NAR President Gary Thomas, broker-owner of Evergreen Realty in Villa Park, Calif., said there are far-ranging consequences from the repeating stalemates in Washington. “Just one impact of the recent government shutdown – delays in tax transcripts needed for approval of mortgage loans – put a monkey wrench in the transaction process and could negatively impact sales closings in next month’s report,” he said.

Thomas said flood insurance also is a concern. “Realtors report that approximately 10 percent of transactions in September were located in flood zones, and that nearly one out of 10 of those transactions were delayed or canceled due to concerns over rising insurance rates.” Notably higher flood insurance rates went into effect on Oct. 1, and could impact future sales in flood zones.

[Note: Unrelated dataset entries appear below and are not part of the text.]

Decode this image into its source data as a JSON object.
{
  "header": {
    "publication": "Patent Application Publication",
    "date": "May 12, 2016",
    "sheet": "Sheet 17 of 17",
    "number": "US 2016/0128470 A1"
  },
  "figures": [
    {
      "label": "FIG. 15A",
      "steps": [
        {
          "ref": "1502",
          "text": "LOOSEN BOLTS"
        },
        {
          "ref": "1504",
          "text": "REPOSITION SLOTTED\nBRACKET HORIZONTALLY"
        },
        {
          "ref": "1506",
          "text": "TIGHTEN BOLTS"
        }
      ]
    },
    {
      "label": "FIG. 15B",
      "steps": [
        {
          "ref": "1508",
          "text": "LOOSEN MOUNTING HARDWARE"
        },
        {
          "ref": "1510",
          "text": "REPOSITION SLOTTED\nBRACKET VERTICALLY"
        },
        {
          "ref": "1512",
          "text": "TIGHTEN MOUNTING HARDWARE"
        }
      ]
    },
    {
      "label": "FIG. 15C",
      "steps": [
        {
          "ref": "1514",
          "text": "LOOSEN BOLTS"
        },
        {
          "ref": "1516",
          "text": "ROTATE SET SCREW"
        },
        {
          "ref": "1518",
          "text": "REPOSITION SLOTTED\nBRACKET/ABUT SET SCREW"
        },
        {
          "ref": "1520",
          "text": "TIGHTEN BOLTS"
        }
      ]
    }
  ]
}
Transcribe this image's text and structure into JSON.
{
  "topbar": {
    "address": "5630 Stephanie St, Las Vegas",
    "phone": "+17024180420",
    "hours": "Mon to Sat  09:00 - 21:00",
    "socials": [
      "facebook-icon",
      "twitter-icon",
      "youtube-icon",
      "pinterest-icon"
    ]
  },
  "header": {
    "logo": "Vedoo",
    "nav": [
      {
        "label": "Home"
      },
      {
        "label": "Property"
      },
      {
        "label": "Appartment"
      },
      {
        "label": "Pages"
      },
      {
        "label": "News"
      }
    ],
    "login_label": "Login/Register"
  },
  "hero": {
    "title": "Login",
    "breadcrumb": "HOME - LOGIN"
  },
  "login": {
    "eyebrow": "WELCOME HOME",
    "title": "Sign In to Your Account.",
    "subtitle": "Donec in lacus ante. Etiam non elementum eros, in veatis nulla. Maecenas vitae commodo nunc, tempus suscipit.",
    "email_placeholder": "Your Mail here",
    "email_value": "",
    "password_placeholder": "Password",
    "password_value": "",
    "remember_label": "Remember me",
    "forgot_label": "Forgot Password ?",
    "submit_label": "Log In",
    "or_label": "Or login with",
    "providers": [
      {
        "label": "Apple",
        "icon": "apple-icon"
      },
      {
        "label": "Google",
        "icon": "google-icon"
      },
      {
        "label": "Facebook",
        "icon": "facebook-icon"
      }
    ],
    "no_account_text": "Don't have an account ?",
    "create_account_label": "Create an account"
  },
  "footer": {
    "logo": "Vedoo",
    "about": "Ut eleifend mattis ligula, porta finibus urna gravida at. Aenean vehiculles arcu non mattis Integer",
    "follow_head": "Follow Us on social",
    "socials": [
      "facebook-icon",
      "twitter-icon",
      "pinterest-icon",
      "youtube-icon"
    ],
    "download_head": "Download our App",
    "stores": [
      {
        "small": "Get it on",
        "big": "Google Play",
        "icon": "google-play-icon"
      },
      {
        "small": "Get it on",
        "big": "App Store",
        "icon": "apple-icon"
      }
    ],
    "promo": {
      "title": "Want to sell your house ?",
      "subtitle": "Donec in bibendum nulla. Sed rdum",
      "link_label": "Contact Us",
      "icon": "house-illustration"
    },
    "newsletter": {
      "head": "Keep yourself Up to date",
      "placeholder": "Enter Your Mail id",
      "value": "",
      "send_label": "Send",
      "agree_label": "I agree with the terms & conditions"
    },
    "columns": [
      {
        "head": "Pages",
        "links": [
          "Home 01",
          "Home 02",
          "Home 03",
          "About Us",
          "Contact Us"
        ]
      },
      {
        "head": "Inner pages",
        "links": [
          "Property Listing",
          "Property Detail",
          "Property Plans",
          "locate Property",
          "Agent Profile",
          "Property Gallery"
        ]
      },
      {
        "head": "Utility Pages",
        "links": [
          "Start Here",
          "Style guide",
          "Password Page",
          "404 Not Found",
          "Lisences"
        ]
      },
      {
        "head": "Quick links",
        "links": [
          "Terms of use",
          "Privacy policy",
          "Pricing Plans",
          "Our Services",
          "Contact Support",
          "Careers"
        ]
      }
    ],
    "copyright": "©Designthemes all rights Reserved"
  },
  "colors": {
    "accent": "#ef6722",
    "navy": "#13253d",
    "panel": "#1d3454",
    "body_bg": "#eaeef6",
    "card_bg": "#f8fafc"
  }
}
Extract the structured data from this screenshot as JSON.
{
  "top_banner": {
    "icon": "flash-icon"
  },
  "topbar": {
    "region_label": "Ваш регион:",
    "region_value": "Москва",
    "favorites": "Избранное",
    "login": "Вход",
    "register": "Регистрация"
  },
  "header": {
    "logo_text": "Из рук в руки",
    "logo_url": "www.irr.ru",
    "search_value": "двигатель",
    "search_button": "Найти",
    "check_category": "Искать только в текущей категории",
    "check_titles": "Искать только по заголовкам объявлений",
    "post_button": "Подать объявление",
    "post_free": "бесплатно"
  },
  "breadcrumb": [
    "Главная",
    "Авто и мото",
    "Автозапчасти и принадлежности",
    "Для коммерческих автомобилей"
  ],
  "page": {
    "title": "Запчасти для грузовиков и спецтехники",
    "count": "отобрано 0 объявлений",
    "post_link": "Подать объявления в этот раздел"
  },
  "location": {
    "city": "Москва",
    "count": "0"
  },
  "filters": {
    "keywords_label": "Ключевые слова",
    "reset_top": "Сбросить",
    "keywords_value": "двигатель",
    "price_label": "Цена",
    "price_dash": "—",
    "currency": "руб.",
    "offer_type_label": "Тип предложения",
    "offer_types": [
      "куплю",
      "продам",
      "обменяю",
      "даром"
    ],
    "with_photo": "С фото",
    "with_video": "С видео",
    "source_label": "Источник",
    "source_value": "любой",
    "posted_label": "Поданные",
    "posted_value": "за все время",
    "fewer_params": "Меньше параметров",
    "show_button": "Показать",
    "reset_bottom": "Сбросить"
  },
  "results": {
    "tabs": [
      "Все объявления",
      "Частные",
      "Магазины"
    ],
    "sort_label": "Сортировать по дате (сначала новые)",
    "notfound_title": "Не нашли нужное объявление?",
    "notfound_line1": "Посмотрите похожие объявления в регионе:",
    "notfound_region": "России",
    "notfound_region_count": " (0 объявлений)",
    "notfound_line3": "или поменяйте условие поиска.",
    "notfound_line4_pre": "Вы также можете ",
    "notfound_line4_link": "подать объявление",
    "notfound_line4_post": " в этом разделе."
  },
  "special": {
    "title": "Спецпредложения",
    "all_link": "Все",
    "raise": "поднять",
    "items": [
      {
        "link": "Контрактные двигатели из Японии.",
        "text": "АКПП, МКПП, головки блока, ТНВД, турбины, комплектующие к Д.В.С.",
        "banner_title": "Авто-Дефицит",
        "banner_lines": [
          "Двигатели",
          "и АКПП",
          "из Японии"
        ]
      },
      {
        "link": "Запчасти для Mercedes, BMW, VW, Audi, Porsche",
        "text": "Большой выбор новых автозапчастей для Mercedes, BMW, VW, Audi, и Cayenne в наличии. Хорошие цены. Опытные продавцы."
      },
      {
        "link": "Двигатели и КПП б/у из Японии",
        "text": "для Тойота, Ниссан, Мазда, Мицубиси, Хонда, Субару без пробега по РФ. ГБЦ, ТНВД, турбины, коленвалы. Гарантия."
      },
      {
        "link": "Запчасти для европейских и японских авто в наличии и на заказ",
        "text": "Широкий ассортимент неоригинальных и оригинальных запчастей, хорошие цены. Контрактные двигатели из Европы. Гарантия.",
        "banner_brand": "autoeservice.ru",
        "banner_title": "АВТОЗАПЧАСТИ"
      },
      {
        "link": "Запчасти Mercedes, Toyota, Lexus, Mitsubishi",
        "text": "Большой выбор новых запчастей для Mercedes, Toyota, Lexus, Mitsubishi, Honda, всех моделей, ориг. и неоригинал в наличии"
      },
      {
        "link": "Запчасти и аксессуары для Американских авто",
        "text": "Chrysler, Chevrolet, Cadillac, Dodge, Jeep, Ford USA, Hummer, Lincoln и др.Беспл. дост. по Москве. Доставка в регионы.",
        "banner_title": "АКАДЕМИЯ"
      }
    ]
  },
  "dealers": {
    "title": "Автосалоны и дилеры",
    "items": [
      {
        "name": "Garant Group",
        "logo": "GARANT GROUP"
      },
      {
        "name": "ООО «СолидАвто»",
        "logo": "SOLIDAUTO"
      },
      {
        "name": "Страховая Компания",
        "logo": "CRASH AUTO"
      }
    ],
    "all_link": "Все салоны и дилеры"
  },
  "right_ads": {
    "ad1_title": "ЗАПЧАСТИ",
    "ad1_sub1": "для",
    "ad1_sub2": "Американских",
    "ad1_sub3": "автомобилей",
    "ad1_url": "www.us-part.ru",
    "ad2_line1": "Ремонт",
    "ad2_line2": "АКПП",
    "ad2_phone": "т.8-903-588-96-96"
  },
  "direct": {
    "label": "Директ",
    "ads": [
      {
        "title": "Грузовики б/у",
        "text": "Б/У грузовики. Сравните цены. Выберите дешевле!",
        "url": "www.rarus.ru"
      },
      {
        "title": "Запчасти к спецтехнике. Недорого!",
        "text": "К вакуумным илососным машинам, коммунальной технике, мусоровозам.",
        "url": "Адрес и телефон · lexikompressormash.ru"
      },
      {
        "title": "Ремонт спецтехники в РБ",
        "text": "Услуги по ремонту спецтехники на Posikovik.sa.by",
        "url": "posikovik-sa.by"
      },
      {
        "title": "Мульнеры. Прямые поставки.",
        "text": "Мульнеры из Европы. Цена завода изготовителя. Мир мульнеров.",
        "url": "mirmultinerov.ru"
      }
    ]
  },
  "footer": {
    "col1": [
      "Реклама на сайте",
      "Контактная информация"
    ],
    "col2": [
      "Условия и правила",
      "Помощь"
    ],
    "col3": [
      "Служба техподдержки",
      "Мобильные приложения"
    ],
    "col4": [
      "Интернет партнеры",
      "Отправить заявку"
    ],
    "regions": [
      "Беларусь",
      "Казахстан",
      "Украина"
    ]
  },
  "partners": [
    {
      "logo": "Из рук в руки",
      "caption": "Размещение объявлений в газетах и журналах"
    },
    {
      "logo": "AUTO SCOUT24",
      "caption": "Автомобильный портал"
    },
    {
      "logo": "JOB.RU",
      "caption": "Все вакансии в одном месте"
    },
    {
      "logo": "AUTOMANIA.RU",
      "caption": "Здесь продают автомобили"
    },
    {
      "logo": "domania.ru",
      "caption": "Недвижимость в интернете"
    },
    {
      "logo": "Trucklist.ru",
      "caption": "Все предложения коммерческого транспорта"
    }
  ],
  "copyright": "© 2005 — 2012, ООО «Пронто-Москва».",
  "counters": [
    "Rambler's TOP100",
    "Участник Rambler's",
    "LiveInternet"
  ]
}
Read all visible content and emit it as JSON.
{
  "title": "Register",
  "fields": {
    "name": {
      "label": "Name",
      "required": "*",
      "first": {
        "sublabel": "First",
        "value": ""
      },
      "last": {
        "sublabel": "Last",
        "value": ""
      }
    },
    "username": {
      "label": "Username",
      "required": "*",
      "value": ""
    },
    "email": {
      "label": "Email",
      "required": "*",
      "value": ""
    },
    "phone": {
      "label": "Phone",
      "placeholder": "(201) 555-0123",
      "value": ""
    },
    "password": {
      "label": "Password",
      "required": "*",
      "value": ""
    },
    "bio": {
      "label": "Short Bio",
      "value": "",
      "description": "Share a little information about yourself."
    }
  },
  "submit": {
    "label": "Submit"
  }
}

The median time on market for all homes was 50 days in September, up from 43 days in August, but much faster than the 70 days on market in September 2012. Short sales were on the market for a median of 93 days, while foreclosures typically sold in 43 days, and non-distressed homes took 49 days. Thirty-nine percent of homes sold in September were on the market for less than a month.

First-time buyers accounted for 28 percent of purchases in September, unchanged from August, but down from 32 percent in September 2012.

All-cash sales comprised 33 percent of transactions in September, up from 32 percent in August, and 28 percent in September 2012. Individual investors, who account for many cash sales, purchased 19 percent of homes in September, up from 17 percent in August, and 18 percent in September 2012. Last month, 74 percent of investors paid cash.

Single-family home sales slipped 1.5 percent to a seasonally adjusted annual rate of 4.68 million in September from 4.75 million in August, but are 10.9 percent above the 4.22 million-unit pace in September 2012. The median existing single-family home price was $199,300 in September, which is 11.4 percent higher than a year ago.

Existing condominium and co-op sales fell 4.7 percent to an annual rate of 610,000 units in September from 640,000 in August, but are 8.9 percent above the 560,000-unit level a year ago. The median existing condo price was $198,600 in September, up 14.2 percent from September 2012.

Regionally, existing-home sales in the Northeast declined 2.8 percent to an annual rate of 690,000 in September, but are 15.0 percent above September 2012. The median price in the Northeast was $240,900, up 2.3 percent from a year ago.

Existing-home sales in the Midwest fell 5.3 percent in September to a pace of 1.25 million, but are 12.6 percent higher than a year ago. The median price in the Midwest was $158,400, which is 9.0 percent above September 2012.

In the South, existing-home sales declined 1.4 percent to an annual level of 2.10 million in September, but are 9.9 percent above September 2012. The median price in the South was $171,600, up 13.9 percent from a year ago.

Existing-home sales in the West rose 1.6 percent to a pace of 1.25 million in September, and are 7.8 percent higher than a year ago. With ongoing inventory restrictions, the median price in the West rose to $286,300, which is 16.8 percent above September 2012.